Abstract

It has been hypothesized that flooding, interacting with light availability, can determine spatial patterns of tree regeneration by causing differential germination or survival among seedlings in river floodplains. We conducted a canonical correspondence analysis (CCA, a form of direct gradient analysis) of sapling and environmental data collected from 1980 to 1990 to investigate this hypothesis. The CCA recovered two significant axes, and of the eight environmental variables included, only elevation and percentage sky explained significant portions of the variability in species location. Axis 1 was correlated with elevation, while Axis 2 was correlated with percentage sky.
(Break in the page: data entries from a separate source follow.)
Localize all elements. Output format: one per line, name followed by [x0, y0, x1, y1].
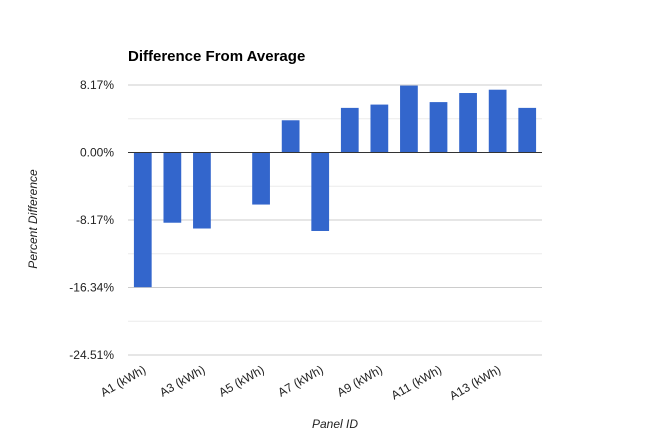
- y-tick-label: -8.17%: [76, 213, 114, 227]
- bar-a2: [163, 152, 182, 223]
- bar-a5: [252, 152, 270, 205]
- x-tick-label: A11 (kWh): [389, 362, 444, 402]
- y-axis-title: Percent Difference: [26, 169, 40, 269]
- bar-a9: [370, 104, 389, 153]
- bar-a3: [193, 152, 211, 229]
- bar-a6: [281, 120, 300, 153]
- bar-a7: [311, 152, 330, 231]
- bar-a14: [518, 107, 537, 153]
- bar-a8: [340, 107, 359, 153]
- bars: [133, 85, 537, 288]
- bar-a13: [488, 89, 507, 153]
- x-axis-ticks: A1 (kWh) A3 (kWh) A5 (kWh) A7 (kWh) A9 (kWh)…: [98, 362, 503, 402]
- chart-title: Difference From Average: [128, 48, 305, 65]
- y-tick-label: -16.34%: [69, 281, 114, 295]
- bar-a11: [429, 102, 448, 153]
- bar-a10: [400, 85, 418, 153]
- gridlines: [128, 84, 542, 356]
- y-tick-label: 0.00%: [80, 146, 114, 160]
- x-tick-label: A9 (kWh): [335, 362, 385, 399]
- x-tick-label: A13 (kWh): [447, 362, 503, 402]
- y-tick-label: -24.51%: [69, 348, 114, 362]
- x-axis-title: Panel ID: [312, 417, 358, 431]
- bar-a12: [459, 93, 477, 153]
- x-tick-label: A1 (kWh): [98, 362, 148, 399]
- y-tick-label: 8.17%: [80, 78, 114, 92]
- x-tick-label: A3 (kWh): [157, 362, 207, 399]
- x-tick-label: A7 (kWh): [275, 362, 325, 399]
- y-axis-ticks: 8.17% 0.00% -8.17% -16.34% -24.51%: [69, 78, 114, 362]
- bar-a1: [133, 152, 152, 288]
- x-tick-label: A5 (kWh): [216, 362, 266, 399]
Comparison of first axis rankings with species flood tolerance rankings obtained from the literature showed substantial agreement, indicating that elevation was a surrogate for flood tolerance. Comparison of second axis rankings with species shade tolerance rankings obtained from the literature showed little correspondence between position on the light gradient and species shade tolerance rankings; several of the most shade-tolerant species were placed on the high-light end of the light gradient. These results suggest that sapling distributions are responding primarily to flooding and light. The failure of the species to assort along the light gradient in accordance with their shade tolerance suggests that flooding interacts with life history traits of individual species, especially shade tolerance, resulting in complex species-specific responses. When we attempt to tease apart the interaction between light and flooding, we find two components: flood tolerance may allow persistence of some species under lower light conditions than normal, and flood intolerance may limit some normally shade-tolerant species to high-light conditions, where growth is fast enough to allow escape from the flooding hazard.